ML Engineer (Data), Foundational Models

Sarvam AI

Sarvam AI

Software Engineering, Data Science

Bengaluru, Karnataka, India

Posted on May 21, 2026

Location

Bengaluru

Employment Type

Full time

Location Type

On-site

Department

Models

About Sarvam

Sarvam is building the bedrock of Sovereign AI for India. The company is developing India’s full-stack sovereign AI platform, building across research, models, infrastructure and applications with a singular focus on making AI genuinely work for India. Sarvam works with leading enterprises and public institutions and is backed by Lightspeed, Peak XV, and Khosla Ventures. Sarvam partners with India’s leading brands, including Tata Capital, SBI Life, CRED, IDFC, and LIC.

About the Role

You will own the data infrastructure that feeds our next family of foundational models. This means building petabyte-scale curation and filtering pipelines, designing the systems that decide what goes into a training run and in what proportion, and treating data quality with the same rigor a research team would treat an architectural choice.

This is not a glue-code role. The data work at a serious pretraining lab is engineering- and research-heavy: deduplication at scale, quality models, contamination detection, mixture design, curriculum and annealing, attribution and debugging. You should care deeply about all of it.

What You’ll Do

  • Design and build large-scale data pipelines for pre-training and post-training — ingestion, parsing, normalization, filtering, deduplication, tokenization, and packing — at petabyte scale.

  • Develop and continually improve quality filtering systems, including model-based quality classifiers and contamination detection.

  • Own data mixture design, curriculum, and annealing strategies in partnership with the research team. The question "what data did this model see, in what proportion, in what order" should always have a precise answer because of work you did.

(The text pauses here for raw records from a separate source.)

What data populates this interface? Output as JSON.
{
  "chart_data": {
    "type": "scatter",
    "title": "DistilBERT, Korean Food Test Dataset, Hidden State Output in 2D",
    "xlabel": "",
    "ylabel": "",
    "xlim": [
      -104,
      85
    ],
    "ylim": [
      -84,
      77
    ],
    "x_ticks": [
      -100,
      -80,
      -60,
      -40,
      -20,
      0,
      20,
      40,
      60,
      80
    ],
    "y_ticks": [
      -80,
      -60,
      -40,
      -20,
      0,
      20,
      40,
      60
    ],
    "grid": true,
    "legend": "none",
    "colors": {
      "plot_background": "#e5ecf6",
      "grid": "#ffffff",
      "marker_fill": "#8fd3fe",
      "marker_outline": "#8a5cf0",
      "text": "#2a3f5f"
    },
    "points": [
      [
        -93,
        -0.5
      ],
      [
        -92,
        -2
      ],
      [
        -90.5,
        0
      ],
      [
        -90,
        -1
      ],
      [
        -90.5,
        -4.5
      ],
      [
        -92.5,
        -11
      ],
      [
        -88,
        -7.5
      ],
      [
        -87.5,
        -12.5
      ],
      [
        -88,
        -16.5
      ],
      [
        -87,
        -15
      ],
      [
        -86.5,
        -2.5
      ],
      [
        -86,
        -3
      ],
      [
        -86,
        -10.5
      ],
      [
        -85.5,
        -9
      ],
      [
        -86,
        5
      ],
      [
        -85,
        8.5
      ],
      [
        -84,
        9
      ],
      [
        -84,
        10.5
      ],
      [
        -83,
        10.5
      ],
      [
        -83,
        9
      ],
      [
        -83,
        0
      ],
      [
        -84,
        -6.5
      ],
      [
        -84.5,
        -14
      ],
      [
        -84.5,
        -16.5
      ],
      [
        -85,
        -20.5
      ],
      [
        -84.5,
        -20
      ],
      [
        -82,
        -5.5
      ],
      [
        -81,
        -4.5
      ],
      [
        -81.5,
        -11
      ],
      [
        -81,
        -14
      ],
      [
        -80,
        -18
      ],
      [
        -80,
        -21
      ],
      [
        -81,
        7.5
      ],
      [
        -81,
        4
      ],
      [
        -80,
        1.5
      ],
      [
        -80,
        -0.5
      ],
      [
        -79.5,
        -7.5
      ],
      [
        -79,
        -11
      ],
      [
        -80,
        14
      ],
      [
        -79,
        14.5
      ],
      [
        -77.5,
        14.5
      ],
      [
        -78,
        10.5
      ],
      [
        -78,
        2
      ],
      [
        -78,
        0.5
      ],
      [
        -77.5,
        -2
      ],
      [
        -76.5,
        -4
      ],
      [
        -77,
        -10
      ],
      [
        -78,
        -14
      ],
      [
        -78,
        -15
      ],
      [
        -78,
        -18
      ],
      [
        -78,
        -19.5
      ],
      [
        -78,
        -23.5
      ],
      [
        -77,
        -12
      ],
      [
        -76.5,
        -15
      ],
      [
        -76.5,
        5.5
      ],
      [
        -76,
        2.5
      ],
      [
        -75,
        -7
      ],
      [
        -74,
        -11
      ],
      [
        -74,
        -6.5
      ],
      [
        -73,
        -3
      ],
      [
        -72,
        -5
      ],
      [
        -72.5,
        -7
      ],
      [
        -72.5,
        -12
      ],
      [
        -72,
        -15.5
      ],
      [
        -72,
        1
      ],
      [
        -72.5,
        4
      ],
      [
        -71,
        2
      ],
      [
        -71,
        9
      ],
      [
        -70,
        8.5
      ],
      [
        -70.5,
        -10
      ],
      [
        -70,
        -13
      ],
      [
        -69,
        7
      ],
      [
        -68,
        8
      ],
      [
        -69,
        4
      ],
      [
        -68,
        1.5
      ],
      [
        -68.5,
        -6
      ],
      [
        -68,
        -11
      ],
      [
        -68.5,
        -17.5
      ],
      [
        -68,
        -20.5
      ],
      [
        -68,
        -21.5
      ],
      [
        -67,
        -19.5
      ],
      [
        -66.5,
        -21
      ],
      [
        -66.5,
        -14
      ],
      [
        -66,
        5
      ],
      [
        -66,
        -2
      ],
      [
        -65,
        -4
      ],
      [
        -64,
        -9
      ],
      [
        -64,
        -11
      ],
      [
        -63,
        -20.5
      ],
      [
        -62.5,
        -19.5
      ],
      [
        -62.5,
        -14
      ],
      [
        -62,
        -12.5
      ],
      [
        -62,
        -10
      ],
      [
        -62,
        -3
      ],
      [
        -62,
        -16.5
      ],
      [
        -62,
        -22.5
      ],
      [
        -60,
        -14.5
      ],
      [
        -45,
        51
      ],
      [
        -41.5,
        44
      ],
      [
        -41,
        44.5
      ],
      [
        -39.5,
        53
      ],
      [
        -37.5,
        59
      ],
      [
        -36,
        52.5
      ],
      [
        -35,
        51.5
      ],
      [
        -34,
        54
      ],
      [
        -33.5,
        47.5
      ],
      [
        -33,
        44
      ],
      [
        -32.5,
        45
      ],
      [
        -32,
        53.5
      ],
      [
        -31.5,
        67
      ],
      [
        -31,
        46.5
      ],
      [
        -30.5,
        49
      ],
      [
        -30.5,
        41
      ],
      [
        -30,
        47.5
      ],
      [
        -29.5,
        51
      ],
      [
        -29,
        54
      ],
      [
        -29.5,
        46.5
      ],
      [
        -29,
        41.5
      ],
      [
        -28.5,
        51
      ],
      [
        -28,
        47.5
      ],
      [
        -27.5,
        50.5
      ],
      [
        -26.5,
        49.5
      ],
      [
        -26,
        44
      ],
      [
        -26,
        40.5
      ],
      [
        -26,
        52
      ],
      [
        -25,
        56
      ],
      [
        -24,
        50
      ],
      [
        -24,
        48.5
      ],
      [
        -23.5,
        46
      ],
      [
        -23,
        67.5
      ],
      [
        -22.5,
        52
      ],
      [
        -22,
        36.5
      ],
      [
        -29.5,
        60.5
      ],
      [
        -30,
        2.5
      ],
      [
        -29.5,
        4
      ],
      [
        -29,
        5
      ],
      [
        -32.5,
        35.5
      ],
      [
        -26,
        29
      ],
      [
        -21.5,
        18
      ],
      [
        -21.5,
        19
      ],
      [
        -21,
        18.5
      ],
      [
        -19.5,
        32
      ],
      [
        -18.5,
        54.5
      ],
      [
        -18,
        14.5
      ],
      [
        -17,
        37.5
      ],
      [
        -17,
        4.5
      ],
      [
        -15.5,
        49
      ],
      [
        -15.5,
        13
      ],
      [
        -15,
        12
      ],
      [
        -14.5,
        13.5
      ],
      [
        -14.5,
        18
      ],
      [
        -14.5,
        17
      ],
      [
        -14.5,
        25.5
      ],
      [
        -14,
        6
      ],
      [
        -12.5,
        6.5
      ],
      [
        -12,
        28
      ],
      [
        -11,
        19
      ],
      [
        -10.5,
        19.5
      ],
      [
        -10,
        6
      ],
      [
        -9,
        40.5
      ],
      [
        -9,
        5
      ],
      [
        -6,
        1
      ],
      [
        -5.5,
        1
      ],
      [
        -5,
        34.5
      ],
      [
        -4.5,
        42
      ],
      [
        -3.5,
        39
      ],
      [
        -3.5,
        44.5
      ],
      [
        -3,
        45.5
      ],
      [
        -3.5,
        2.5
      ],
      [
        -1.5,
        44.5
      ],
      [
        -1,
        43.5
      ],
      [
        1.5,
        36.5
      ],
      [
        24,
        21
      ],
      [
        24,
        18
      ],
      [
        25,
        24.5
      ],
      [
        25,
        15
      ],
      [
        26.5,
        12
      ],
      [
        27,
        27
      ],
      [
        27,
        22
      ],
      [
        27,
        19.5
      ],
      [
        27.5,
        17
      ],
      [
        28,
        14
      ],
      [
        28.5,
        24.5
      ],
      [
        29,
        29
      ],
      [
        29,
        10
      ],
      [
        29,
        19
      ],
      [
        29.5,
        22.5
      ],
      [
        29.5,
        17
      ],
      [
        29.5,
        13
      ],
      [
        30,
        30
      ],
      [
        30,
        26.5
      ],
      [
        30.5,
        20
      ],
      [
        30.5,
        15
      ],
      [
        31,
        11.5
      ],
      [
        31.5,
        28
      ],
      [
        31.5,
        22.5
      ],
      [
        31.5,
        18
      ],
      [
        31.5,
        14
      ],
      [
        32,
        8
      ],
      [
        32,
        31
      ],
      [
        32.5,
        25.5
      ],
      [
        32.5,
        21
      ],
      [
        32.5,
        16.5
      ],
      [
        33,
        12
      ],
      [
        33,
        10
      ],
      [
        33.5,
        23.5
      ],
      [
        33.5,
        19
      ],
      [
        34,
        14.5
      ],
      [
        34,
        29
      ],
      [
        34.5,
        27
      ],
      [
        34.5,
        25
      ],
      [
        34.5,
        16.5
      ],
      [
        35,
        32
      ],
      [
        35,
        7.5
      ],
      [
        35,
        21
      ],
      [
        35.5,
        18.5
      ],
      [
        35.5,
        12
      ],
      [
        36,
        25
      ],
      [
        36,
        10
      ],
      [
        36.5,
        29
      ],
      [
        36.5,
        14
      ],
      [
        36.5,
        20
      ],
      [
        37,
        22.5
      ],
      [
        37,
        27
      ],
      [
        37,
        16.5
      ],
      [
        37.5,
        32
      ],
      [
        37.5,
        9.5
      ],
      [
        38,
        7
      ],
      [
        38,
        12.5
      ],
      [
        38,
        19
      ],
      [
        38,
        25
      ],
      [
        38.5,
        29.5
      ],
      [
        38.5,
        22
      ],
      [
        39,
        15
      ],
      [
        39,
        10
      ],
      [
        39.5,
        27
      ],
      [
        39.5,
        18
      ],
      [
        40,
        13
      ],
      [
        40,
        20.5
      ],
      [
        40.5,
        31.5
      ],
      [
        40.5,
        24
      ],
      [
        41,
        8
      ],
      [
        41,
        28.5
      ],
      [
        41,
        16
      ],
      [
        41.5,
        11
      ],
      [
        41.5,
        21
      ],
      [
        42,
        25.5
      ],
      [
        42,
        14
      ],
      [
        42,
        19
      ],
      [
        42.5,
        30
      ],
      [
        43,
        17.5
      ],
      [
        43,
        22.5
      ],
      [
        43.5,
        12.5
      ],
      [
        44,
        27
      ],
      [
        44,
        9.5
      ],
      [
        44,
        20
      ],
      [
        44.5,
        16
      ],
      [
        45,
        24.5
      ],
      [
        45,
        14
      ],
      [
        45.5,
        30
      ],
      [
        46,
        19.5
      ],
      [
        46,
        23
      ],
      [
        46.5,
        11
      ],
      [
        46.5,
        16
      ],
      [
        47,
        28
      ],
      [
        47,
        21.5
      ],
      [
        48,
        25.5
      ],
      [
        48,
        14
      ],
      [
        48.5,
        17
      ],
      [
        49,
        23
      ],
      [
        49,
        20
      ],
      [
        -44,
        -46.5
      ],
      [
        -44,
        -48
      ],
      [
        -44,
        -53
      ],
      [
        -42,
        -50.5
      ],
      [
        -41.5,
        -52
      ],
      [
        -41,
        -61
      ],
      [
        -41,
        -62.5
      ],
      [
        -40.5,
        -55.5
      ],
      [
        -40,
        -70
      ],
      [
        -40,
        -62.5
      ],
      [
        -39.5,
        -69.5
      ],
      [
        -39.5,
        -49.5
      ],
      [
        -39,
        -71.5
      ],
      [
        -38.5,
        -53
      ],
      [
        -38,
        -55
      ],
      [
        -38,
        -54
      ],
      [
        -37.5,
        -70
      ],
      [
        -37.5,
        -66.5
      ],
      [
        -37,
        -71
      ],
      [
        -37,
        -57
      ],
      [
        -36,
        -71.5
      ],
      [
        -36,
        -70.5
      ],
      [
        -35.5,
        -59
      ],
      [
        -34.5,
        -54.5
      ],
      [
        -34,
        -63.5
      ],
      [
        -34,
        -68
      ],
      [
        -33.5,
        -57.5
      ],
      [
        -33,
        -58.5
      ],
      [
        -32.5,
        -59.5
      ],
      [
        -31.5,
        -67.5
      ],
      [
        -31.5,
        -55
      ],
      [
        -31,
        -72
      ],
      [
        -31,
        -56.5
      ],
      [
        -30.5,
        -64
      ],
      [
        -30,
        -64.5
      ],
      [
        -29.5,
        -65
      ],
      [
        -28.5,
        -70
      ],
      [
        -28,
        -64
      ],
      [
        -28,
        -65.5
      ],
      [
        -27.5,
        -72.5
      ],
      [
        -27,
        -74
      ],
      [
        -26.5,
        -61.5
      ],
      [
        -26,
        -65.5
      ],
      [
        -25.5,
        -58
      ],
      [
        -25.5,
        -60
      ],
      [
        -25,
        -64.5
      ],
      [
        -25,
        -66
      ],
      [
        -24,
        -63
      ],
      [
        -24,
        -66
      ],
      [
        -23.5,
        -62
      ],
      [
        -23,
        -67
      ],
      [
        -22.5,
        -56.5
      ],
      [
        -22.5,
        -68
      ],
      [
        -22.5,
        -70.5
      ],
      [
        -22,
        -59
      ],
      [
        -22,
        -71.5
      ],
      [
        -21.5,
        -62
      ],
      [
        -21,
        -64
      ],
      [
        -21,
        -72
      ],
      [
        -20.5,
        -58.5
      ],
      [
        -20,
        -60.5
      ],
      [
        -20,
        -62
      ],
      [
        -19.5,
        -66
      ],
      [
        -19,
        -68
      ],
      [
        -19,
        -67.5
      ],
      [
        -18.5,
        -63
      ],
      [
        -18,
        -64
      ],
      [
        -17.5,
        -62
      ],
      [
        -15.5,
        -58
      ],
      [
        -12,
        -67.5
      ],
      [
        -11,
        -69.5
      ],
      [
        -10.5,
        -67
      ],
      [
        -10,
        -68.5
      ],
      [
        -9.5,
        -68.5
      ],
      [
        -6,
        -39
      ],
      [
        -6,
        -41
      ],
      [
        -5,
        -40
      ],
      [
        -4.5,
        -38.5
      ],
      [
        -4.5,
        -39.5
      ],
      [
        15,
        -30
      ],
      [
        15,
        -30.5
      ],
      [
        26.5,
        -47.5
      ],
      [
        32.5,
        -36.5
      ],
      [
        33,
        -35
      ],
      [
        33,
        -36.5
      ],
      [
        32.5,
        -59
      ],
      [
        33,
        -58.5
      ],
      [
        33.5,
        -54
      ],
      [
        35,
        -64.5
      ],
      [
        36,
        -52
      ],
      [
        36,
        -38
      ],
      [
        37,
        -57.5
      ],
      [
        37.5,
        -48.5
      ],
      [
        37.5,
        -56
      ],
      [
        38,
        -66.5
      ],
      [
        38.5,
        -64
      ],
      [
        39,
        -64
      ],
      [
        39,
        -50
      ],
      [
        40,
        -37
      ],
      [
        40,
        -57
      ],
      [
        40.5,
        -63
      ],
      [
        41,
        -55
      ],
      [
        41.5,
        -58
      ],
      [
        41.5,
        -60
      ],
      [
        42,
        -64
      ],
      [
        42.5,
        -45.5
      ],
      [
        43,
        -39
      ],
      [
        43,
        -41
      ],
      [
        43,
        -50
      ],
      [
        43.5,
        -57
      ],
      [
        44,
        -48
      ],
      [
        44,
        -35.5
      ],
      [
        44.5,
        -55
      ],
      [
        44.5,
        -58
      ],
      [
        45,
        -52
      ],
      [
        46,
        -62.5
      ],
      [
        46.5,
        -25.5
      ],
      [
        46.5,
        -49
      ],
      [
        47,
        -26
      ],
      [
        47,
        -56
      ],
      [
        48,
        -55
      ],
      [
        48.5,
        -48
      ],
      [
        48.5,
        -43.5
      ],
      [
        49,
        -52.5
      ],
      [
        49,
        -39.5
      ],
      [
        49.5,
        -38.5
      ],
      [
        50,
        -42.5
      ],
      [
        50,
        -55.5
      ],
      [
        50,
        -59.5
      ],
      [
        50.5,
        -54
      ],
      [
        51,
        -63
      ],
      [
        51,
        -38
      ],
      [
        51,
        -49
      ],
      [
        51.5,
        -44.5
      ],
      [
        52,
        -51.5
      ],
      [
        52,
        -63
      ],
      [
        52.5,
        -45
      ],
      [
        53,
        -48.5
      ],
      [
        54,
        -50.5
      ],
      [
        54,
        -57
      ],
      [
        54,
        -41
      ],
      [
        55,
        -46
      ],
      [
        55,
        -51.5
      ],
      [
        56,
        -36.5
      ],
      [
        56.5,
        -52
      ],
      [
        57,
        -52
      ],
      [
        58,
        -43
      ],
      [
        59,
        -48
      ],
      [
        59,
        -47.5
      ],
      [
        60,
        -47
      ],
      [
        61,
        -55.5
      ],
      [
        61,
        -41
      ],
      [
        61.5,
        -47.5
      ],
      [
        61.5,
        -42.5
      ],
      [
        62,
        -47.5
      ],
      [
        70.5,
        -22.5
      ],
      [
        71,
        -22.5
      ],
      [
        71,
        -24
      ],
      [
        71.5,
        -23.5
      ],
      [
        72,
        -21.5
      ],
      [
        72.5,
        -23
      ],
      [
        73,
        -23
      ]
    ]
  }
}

  • Build the tooling that lets researchers and engineers analyze, slice, attribute, and debug the data.

  • Scale the pipeline to handle multilingual corpora, code, math, multi-source web data, and licensed datasets, while keeping provenance and licensing tracked end-to-end.

  • Partner with the training infrastructure team so that data is never the bottleneck of a production training run

What We’re Looking For

  • BS or MS in Computer Science or a closely related technical field (or equivalent demonstrated experience).

  • 3+ years of experience building large-scale data systems — petabyte-scale processing, distributed data pipelines, or comparable. Exceptional early-career candidates with a strong systems background will be considered.

  • Hands-on experience with data curation and filtering for LLM training. You should be able to walk through a pre-training corpus you helped build, end to end, and defend the choices that went into it.

  • Deep familiarity with distributed data processing frameworks — Spark, Ray, Beam, Dask, or equivalent — and the storage systems that sit underneath them.

  • Strong Python; comfort with the low-level pieces of the data path (tokenization, sharding, packing, IO patterns) and the performance tradeoffs they imply.

  • Meaningful open-source contributions in the data tooling ecosystem — datasets, dedup libraries, filtering frameworks, or substantive work on widely-used open data releases.

Bonus Points

  • Direct experience building or working with large open pretraining corpora.

  • Work on multilingual data — collection, normalization, quality scoring, and mixing across many languages.

  • Hands-on experience with model-based data quality classifiers, contamination detection, or data attribution research.

  • Familiarity with tokenization research and the practical implications of tokenizer choices on training.

  • First-author papers or technical reports on data curation, quality, or pretraining mixtures.

Why this role?

The frontier is moving towards data being the dominant lever in model quality, and the labs that get this right will define the next generation of models. You will be the person at Sarvam most responsible for that lever.

Why Sarvam?

Sarvam is a fast-moving, high talent-density team building full-stack AI for India, working on problems that push the frontiers of AI with real population-scale impact.

  • Work alongside researchers, engineers, builders, and business leaders who move fast and hold each other to a very high bar

  • High ownership and high impact, from day one

  • Everything we do is AI-first, from the way we build and ship to the way we think about problems

  • You can work on problems that could change how an entire country learns, works, and communicates

If you want to work on problems at the frontier of AI in India, Sarvam is the place to be.